He put his arm around her shoulder, pulling her body tight into his and did just that. He kept his arm around her after.

* * *

Kayla followed Andreas down the steps off the bridge, still reeling from what had happened earlier. His touchy-feely, all-possessive boyfriend-like behavior as they walked across the Manhattan-to-Brooklyn landmark hadn’t helped her sense of unreality either.

The texts from a near stranger, who felt like a new friend, seemed like her only link to planet Earth.

“Where to now?”

“You assume I have a plan?”

“You always have a plan.”

“We’re going to DUMBO.”

“Like the elephant?” Andreas was not a cartoon-movie guy.

He made a scoffing sound. “Like Down Under Manhattan Bridge Overpass. There’s shopping.” He said it like he knew that would be a selling point with her.

Of course, he was right. Even when she didn’t buy anything, she loved to window-shop. “But it’s the Brooklyn Bridge.”

“I did not name the neighborhood.”

She laughed, delighted by the tinge of annoyance in his voice, even as his hand held tightly to her own.

DUMBO turned out to be an amazing district with old converted brick warehouses now filled with living space, shops and restaurants. Some of the streets were cobbled, old freight-train tracks interspersed amid the stones.

They were browsing in a bookshop, Andreas lost in the DIY section, his guilty pleasure. He read them like Kayla read romance novels, with intense fascination and no hope of experiencing the culmination of what was between the pages.

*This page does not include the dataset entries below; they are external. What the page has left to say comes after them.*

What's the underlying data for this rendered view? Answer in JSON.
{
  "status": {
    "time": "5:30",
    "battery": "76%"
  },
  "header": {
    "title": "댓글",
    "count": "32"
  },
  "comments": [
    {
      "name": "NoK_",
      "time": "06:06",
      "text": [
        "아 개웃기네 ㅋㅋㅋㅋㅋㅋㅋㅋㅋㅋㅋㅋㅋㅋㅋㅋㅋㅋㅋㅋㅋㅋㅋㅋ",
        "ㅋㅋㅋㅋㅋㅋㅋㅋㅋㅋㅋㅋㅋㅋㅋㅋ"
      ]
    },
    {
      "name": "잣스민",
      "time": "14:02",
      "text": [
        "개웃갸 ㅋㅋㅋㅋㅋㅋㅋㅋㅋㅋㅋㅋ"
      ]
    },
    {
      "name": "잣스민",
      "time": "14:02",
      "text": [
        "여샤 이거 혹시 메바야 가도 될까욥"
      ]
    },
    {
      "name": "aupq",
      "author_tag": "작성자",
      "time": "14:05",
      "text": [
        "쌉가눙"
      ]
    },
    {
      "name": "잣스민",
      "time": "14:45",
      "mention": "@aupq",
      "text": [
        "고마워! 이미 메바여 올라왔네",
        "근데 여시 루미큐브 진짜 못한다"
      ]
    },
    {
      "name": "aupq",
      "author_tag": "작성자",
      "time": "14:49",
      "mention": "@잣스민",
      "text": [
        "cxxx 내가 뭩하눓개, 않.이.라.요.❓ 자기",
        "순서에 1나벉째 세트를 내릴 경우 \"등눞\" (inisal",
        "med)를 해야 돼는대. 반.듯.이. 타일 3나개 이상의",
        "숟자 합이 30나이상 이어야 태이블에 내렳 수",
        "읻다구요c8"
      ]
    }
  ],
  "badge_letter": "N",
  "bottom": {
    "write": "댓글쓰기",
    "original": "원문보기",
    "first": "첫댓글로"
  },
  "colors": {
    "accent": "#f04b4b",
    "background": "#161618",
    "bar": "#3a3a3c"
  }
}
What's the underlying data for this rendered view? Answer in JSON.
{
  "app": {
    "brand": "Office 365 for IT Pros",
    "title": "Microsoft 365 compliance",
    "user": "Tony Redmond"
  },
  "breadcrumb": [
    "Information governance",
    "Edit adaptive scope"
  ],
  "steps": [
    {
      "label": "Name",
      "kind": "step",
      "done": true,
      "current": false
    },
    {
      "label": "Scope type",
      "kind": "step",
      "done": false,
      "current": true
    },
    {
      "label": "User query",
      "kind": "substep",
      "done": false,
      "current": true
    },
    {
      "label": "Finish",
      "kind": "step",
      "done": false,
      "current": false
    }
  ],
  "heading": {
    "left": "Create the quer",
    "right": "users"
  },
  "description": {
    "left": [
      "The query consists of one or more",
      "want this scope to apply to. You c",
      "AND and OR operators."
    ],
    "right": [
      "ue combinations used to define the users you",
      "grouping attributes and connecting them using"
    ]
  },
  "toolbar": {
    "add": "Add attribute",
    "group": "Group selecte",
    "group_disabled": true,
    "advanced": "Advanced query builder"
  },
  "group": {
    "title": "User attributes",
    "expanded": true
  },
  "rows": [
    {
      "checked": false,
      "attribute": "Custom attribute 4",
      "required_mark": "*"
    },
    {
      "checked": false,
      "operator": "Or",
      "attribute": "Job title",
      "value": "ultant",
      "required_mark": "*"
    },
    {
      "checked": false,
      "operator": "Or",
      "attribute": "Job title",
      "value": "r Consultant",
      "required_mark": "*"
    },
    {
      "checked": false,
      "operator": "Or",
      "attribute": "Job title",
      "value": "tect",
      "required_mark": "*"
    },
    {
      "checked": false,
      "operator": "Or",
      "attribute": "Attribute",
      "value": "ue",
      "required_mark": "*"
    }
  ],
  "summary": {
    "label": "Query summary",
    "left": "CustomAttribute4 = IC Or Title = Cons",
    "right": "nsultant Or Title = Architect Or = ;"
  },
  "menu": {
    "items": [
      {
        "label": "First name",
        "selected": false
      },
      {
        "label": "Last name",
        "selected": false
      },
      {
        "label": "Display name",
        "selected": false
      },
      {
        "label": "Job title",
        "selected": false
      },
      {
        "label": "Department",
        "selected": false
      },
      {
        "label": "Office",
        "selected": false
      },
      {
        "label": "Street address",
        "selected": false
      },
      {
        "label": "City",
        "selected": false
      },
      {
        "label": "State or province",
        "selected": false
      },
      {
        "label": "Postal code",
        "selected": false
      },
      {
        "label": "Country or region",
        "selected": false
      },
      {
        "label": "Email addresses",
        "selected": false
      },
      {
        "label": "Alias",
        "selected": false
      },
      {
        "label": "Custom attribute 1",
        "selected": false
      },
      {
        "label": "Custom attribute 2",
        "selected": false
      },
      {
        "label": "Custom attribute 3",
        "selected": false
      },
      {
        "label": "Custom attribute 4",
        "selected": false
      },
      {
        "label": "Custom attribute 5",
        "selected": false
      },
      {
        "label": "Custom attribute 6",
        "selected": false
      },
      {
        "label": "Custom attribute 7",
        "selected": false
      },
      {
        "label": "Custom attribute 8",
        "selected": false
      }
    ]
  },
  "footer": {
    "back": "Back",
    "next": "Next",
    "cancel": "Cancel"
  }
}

Andreas Kostas was too busy conquering the world to build his own coffee table out of pallets, much less enjoy having such a thing in his living room. Kayla didn’t foresee herself ever getting her happily-ever-after with the man of her dreams either.

Her phone buzzed with another text.

OnBroadway: You never answered my last text.

Codergirl: Andreas wasn’t keen.

More like no way, no how, but she figured Jacob would get the subtext. He’d met Andreas, after all.

OnBroadway: He wouldn’t be.

Codergirl: He wants to work on our friendship.

OnBroadway: Looks like he’s working on more than friendship.

Kayla sighed and sat down in one of the chairs provided for book browsers before replying.

Codergirl: He doesn’t know what he wants.

Except she was pretty sure Andreas wanted sex. Hot, extremely satisfying sex.

It took a few seconds longer than she expected for the next reply.

OnBroadway: I think he does. Do you?

Now it was Kayla’s turn to stop and think. Did she know what she wanted? In broad strokes, sure. She wanted security for her place at KJ Software; she wanted Andreas in her life. She could admit that.

But could she afford to want him? Specifically, sex with him.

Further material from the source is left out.